Oliver and I hustled across the parking lot toward my parents. My mom’s arms were crossed now and my dad had the deep wrinkle between his eyes that he always gets whenever he frowns a lot. “What’s wrong?” I asked as soon as we were close enough. I thought it was a good idea to sound like we were all on the same side, like I wasn’t the person who may or may not be responsible for all of the fury that seemed to be coming off them in waves.
“Oliver, your mom’s inside,” my dad said. “Go inside and find her, okay? We need to talk to Emmy.”
“Oh. Um, okay. Yeah, I just—” Oliver let go of my hand reluctantly and I felt our fingertips slip apart. “You’re okay?”
“She’s fine,” my mom said, and the way she said it didn’t leave me feeling exactly reassured. It sounded like I was about to be the opposite of fine, like I would be one of those bodies that always seem to turn up in the first five minutes of those Law & Order episodes that Caro always watched. They’re never fine.
“Oliver,” my dad said, and Oliver shot one quick glance back at me before hurrying off. I was glad he didn’t try to kiss me.
“In the car,” my mom said, and I followed them, trying to think of something that would set them off. No one would tell them about my surfing. I hadn’t mentioned UCSD to anyone except Caro and Drew and Oliver and none of them would spill my secret. All of my teachers liked me and I was doing fine in school. I had used my phone in calculus last week to text Caro—was that what this was about? I didn’t think the teacher had even seen me do that.

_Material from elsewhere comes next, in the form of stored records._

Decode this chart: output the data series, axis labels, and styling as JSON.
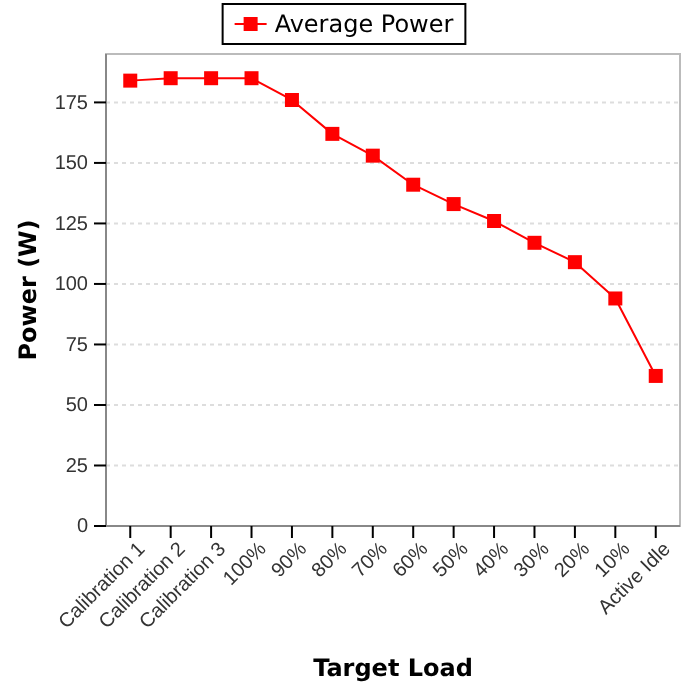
{
  "chart_data": {
    "type": "line",
    "xlabel": "Target Load",
    "ylabel": "Power (W)",
    "categories": [
      "Calibration 1",
      "Calibration 2",
      "Calibration 3",
      "100%",
      "90%",
      "80%",
      "70%",
      "60%",
      "50%",
      "40%",
      "30%",
      "20%",
      "10%",
      "Active Idle"
    ],
    "series": [
      {
        "name": "Average Power",
        "color": "#ff0000",
        "values": [
          184,
          185,
          185,
          185,
          176,
          162,
          153,
          141,
          133,
          126,
          117,
          109,
          94,
          62
        ]
      }
    ],
    "ylim": [
      0,
      195
    ],
    "yticks": [
      0,
      25,
      50,
      75,
      100,
      125,
      150,
      175
    ],
    "grid": "y",
    "legend": "top",
    "marker": "square",
    "line_style": "solid"
  }
}
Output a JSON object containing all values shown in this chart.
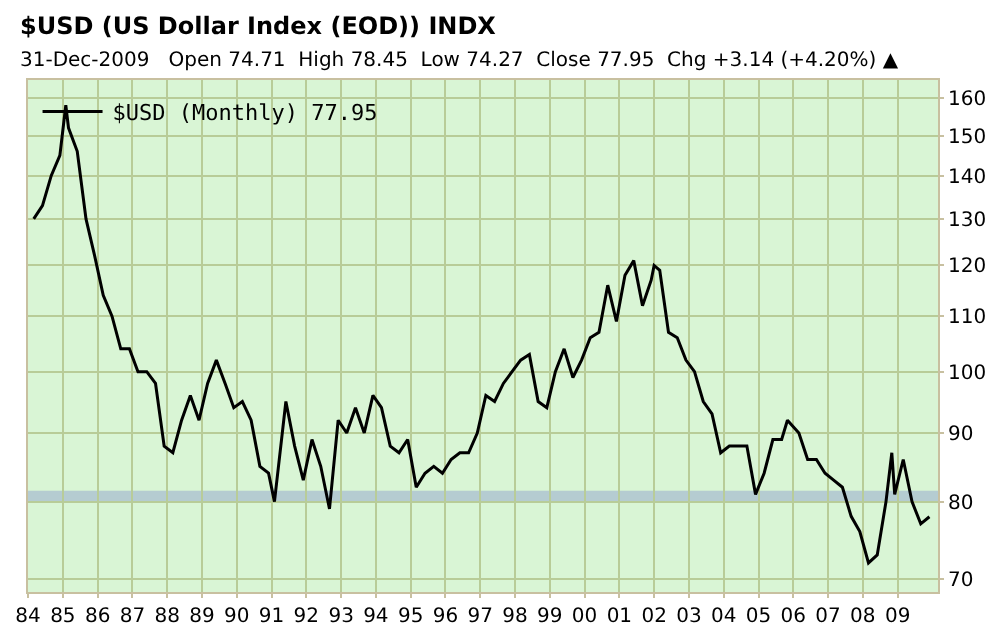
{
  "chart_data": {
    "type": "line",
    "title": "$USD (US Dollar Index (EOD)) INDX",
    "subtitle": "31-Dec-2009   Open 74.71  High 78.45  Low 74.27  Close 77.95  Chg +3.14 (+4.20%) ▲",
    "x": [
      "1984-03",
      "1984-06",
      "1984-09",
      "1984-12",
      "1985-02",
      "1985-03",
      "1985-06",
      "1985-09",
      "1985-12",
      "1986-03",
      "1986-06",
      "1986-09",
      "1986-12",
      "1987-03",
      "1987-06",
      "1987-09",
      "1987-12",
      "1988-03",
      "1988-06",
      "1988-09",
      "1988-12",
      "1989-03",
      "1989-06",
      "1989-09",
      "1989-12",
      "1990-03",
      "1990-06",
      "1990-09",
      "1990-12",
      "1991-02",
      "1991-06",
      "1991-09",
      "1991-12",
      "1992-03",
      "1992-06",
      "1992-09",
      "1992-12",
      "1993-03",
      "1993-06",
      "1993-09",
      "1993-12",
      "1994-03",
      "1994-06",
      "1994-09",
      "1994-12",
      "1995-03",
      "1995-06",
      "1995-09",
      "1995-12",
      "1996-03",
      "1996-06",
      "1996-09",
      "1996-12",
      "1997-03",
      "1997-06",
      "1997-09",
      "1997-12",
      "1998-03",
      "1998-06",
      "1998-09",
      "1998-12",
      "1999-03",
      "1999-06",
      "1999-09",
      "1999-12",
      "2000-03",
      "2000-06",
      "2000-09",
      "2000-12",
      "2001-03",
      "2001-06",
      "2001-09",
      "2001-12",
      "2002-01",
      "2002-03",
      "2002-06",
      "2002-09",
      "2002-12",
      "2003-03",
      "2003-06",
      "2003-09",
      "2003-12",
      "2004-03",
      "2004-06",
      "2004-09",
      "2004-12",
      "2005-03",
      "2005-06",
      "2005-09",
      "2005-11",
      "2006-03",
      "2006-06",
      "2006-09",
      "2006-12",
      "2007-03",
      "2007-06",
      "2007-09",
      "2007-12",
      "2008-03",
      "2008-06",
      "2008-09",
      "2008-11",
      "2008-12",
      "2009-03",
      "2009-06",
      "2009-09",
      "2009-12"
    ],
    "series": [
      {
        "name": "$USD (Monthly) 77.95",
        "color": "#000000",
        "values": [
          130,
          133,
          140,
          145,
          158,
          152,
          146,
          130,
          122,
          114,
          110,
          104,
          104,
          100,
          100,
          98,
          88,
          87,
          92,
          96,
          92,
          98,
          102,
          98,
          94,
          95,
          92,
          85,
          84,
          80,
          95,
          88,
          83,
          89,
          85,
          79,
          92,
          90,
          94,
          90,
          96,
          94,
          88,
          87,
          89,
          82,
          84,
          85,
          84,
          86,
          87,
          87,
          90,
          96,
          95,
          98,
          100,
          102,
          103,
          95,
          94,
          100,
          104,
          99,
          102,
          106,
          107,
          116,
          109,
          118,
          121,
          112,
          117,
          120,
          119,
          107,
          106,
          102,
          100,
          95,
          93,
          87,
          88,
          88,
          88,
          81,
          84,
          89,
          89,
          92,
          90,
          86,
          86,
          84,
          83,
          82,
          78,
          76,
          72,
          73,
          80,
          87,
          81,
          86,
          80,
          77,
          77.95
        ]
      }
    ],
    "log": "y",
    "ylim": [
      68.5,
      165
    ],
    "yticks": [
      70,
      80,
      90,
      100,
      110,
      120,
      130,
      140,
      150,
      160
    ],
    "xlim": [
      "1984-01",
      "2010-03"
    ],
    "xticks": [
      {
        "value": "1984-01",
        "label": "84"
      },
      {
        "value": "1985-01",
        "label": "85"
      },
      {
        "value": "1986-01",
        "label": "86"
      },
      {
        "value": "1987-01",
        "label": "87"
      },
      {
        "value": "1988-01",
        "label": "88"
      },
      {
        "value": "1989-01",
        "label": "89"
      },
      {
        "value": "1990-01",
        "label": "90"
      },
      {
        "value": "1991-01",
        "label": "91"
      },
      {
        "value": "1992-01",
        "label": "92"
      },
      {
        "value": "1993-01",
        "label": "93"
      },
      {
        "value": "1994-01",
        "label": "94"
      },
      {
        "value": "1995-01",
        "label": "95"
      },
      {
        "value": "1996-01",
        "label": "96"
      },
      {
        "value": "1997-01",
        "label": "97"
      },
      {
        "value": "1998-01",
        "label": "98"
      },
      {
        "value": "1999-01",
        "label": "99"
      },
      {
        "value": "2000-01",
        "label": "00"
      },
      {
        "value": "2001-01",
        "label": "01"
      },
      {
        "value": "2002-01",
        "label": "02"
      },
      {
        "value": "2003-01",
        "label": "03"
      },
      {
        "value": "2004-01",
        "label": "04"
      },
      {
        "value": "2005-01",
        "label": "05"
      },
      {
        "value": "2006-01",
        "label": "06"
      },
      {
        "value": "2007-01",
        "label": "07"
      },
      {
        "value": "2008-01",
        "label": "08"
      },
      {
        "value": "2009-01",
        "label": "09"
      }
    ],
    "bands": [
      {
        "axis": "y",
        "from": 80,
        "to": 81.5,
        "color": "#b0c8d0"
      }
    ],
    "grid": true,
    "legend": "top left",
    "marker": "none",
    "line_style": "solid"
  }
}
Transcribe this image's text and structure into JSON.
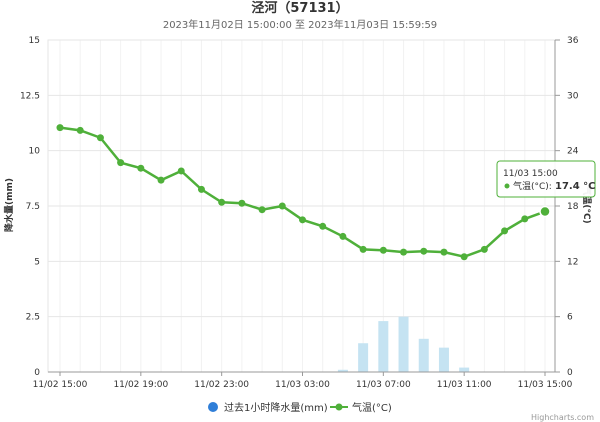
{
  "chart_data": {
    "type": "line",
    "title": "泾河（57131）",
    "subtitle": "2023年11月02日 15:00:00 至 2023年11月03日 15:59:59",
    "x": [
      "11/02 15:00",
      "11/02 16:00",
      "11/02 17:00",
      "11/02 18:00",
      "11/02 19:00",
      "11/02 20:00",
      "11/02 21:00",
      "11/02 22:00",
      "11/02 23:00",
      "11/03 00:00",
      "11/03 01:00",
      "11/03 02:00",
      "11/03 03:00",
      "11/03 04:00",
      "11/03 05:00",
      "11/03 06:00",
      "11/03 07:00",
      "11/03 08:00",
      "11/03 09:00",
      "11/03 10:00",
      "11/03 11:00",
      "11/03 12:00",
      "11/03 13:00",
      "11/03 14:00",
      "11/03 15:00"
    ],
    "x_tick_labels": [
      "11/02 15:00",
      "11/02 19:00",
      "11/02 23:00",
      "11/03 03:00",
      "11/03 07:00",
      "11/03 11:00",
      "11/03 15:00"
    ],
    "y_left": {
      "label": "降水量(mm)",
      "ylim": [
        0,
        15
      ],
      "ticks": [
        "0",
        "2.5",
        "5",
        "7.5",
        "10",
        "12.5",
        "15"
      ]
    },
    "y_right": {
      "label": "气温(°C)",
      "ylim": [
        0,
        36
      ],
      "ticks": [
        "0",
        "6",
        "12",
        "18",
        "24",
        "30",
        "36"
      ]
    },
    "series": [
      {
        "name": "过去1小时降水量(mm)",
        "type": "bar",
        "axis": "left",
        "color": "#2f7ed8",
        "values": [
          0,
          0,
          0,
          0,
          0,
          0,
          0,
          0,
          0,
          0,
          0,
          0,
          0,
          0,
          0.1,
          1.3,
          2.3,
          2.5,
          1.5,
          1.1,
          0.2,
          0,
          0,
          0,
          0
        ]
      },
      {
        "name": "气温(°C)",
        "type": "line",
        "axis": "right",
        "color": "#4fb03a",
        "values": [
          26.5,
          26.2,
          25.4,
          22.7,
          22.1,
          20.8,
          21.8,
          19.8,
          18.4,
          18.3,
          17.6,
          18.0,
          16.5,
          15.8,
          14.7,
          13.3,
          13.2,
          13.0,
          13.1,
          13.0,
          12.5,
          13.3,
          15.3,
          16.6,
          17.4
        ]
      }
    ],
    "grid": true,
    "legend": "bottom-center",
    "tooltip": {
      "header": "11/03 15:00",
      "series_label": "气温(°C):",
      "value": "17.4 °C"
    },
    "credit": "Highcharts.com"
  }
}
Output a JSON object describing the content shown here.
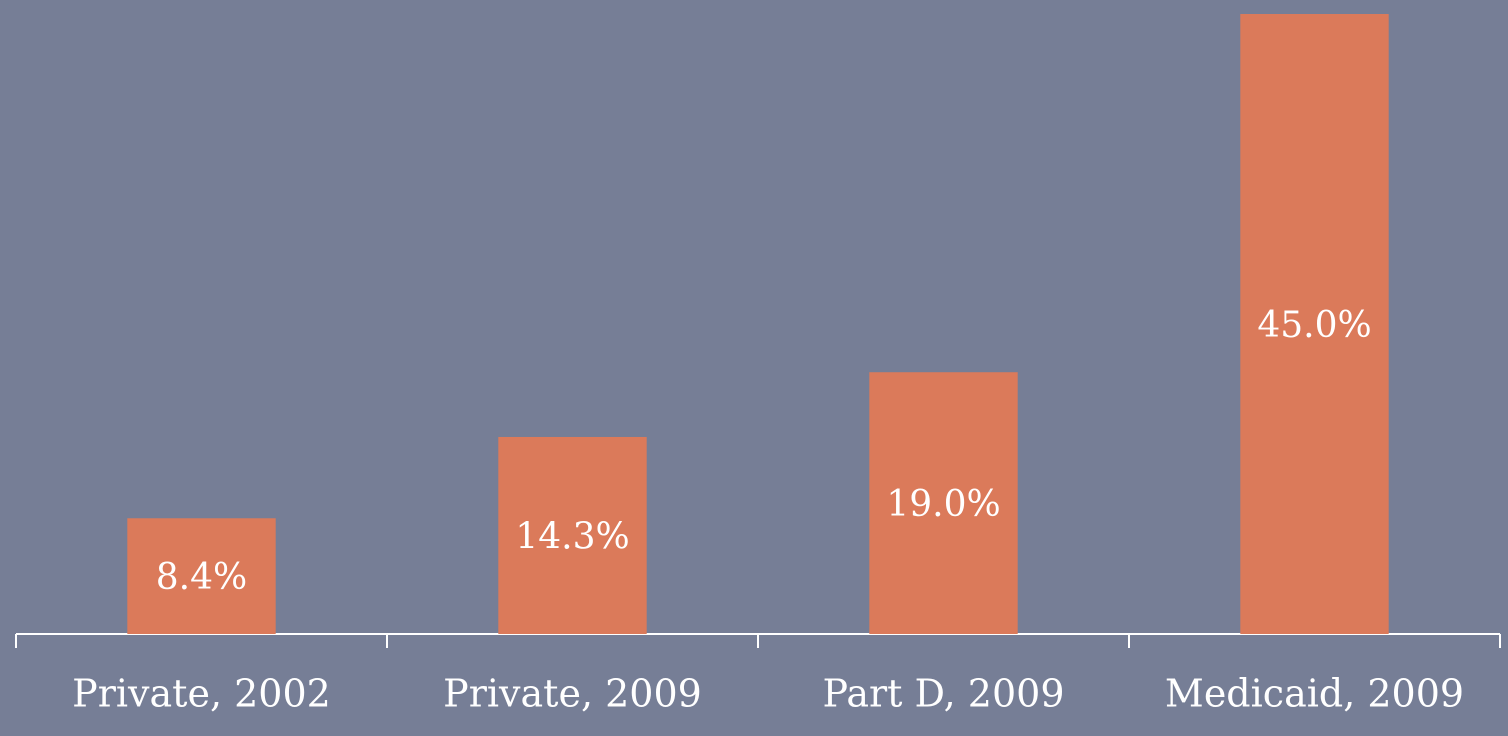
{
  "chart_data": {
    "type": "bar",
    "categories": [
      "Private, 2002",
      "Private, 2009",
      "Part D, 2009",
      "Medicaid, 2009"
    ],
    "values": [
      8.4,
      14.3,
      19.0,
      45.0
    ],
    "value_labels": [
      "8.4%",
      "14.3%",
      "19.0%",
      "45.0%"
    ],
    "color": "#db7a5a"
  }
}
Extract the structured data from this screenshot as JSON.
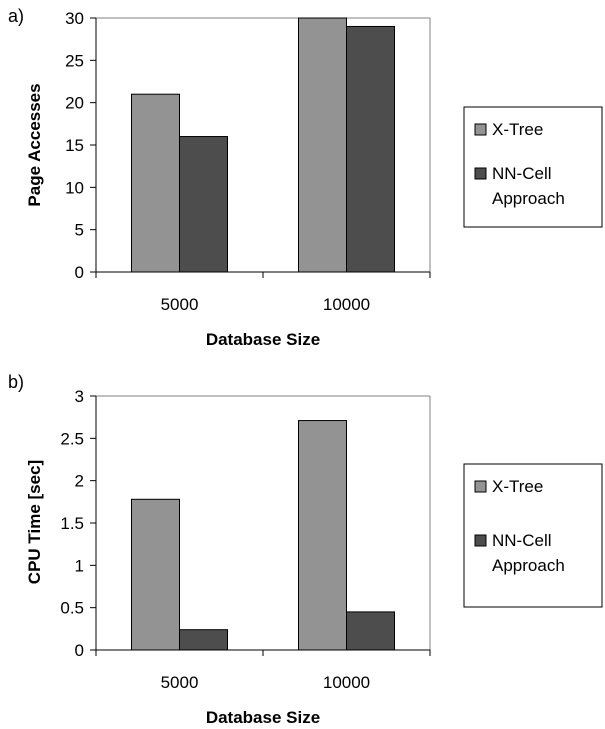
{
  "chart_data": [
    {
      "type": "bar",
      "panel_label": "a)",
      "categories": [
        "5000",
        "10000"
      ],
      "series": [
        {
          "name": "X-Tree",
          "values": [
            21,
            30
          ],
          "color": "#939393"
        },
        {
          "name": "NN-Cell Approach",
          "values": [
            16,
            29
          ],
          "color": "#4d4d4d"
        }
      ],
      "xlabel": "Database Size",
      "ylabel": "Page Accesses",
      "ylim": [
        0,
        30
      ],
      "yticks": [
        "0",
        "5",
        "10",
        "15",
        "20",
        "25",
        "30"
      ],
      "legend": {
        "position": "right",
        "entries": [
          {
            "line1": "X-Tree",
            "line2": ""
          },
          {
            "line1": "NN-Cell",
            "line2": "Approach"
          }
        ]
      },
      "grid": false
    },
    {
      "type": "bar",
      "panel_label": "b)",
      "categories": [
        "5000",
        "10000"
      ],
      "series": [
        {
          "name": "X-Tree",
          "values": [
            1.78,
            2.71
          ],
          "color": "#939393"
        },
        {
          "name": "NN-Cell Approach",
          "values": [
            0.24,
            0.45
          ],
          "color": "#4d4d4d"
        }
      ],
      "xlabel": "Database Size",
      "ylabel": "CPU Time [sec]",
      "ylim": [
        0,
        3
      ],
      "yticks": [
        "0",
        "0.5",
        "1",
        "1.5",
        "2",
        "2.5",
        "3"
      ],
      "legend": {
        "position": "right",
        "entries": [
          {
            "line1": "X-Tree",
            "line2": ""
          },
          {
            "line1": "NN-Cell",
            "line2": "Approach"
          }
        ]
      },
      "grid": false
    }
  ]
}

As soon as we got in the car and my dad started the engine, I finally leaned forward between the seats. “Um, can you please tell me what’s going on?”
“Isn’t that an interesting question,” my mom said. “That’s my question, too, Emily. Just what is going on?”
“I—I have no idea,” I said. “Dad?”
He just drove, though. My dad always did the silent “we are so disappointed” routine, while my mom was the one who did the shouting and the “what were you thinking?” histrionics. They worked well as a team, except when they were teamed up against me. Then it was a problem.
We drove home in a quiet cloud of anger (them) and confusion (me) and fear (me again). By the time we pulled into the driveway, I couldn’t get out of the car fast enough. I even took a few deep breaths of the cool night air, suddenly aware of how suffocating the car had been.
“Inside,” my mom said, pointing toward the garage door, and I followed her through the door, the laundry room, and into the kitchen, where she threw her purse down onto the table and then turned to look at me.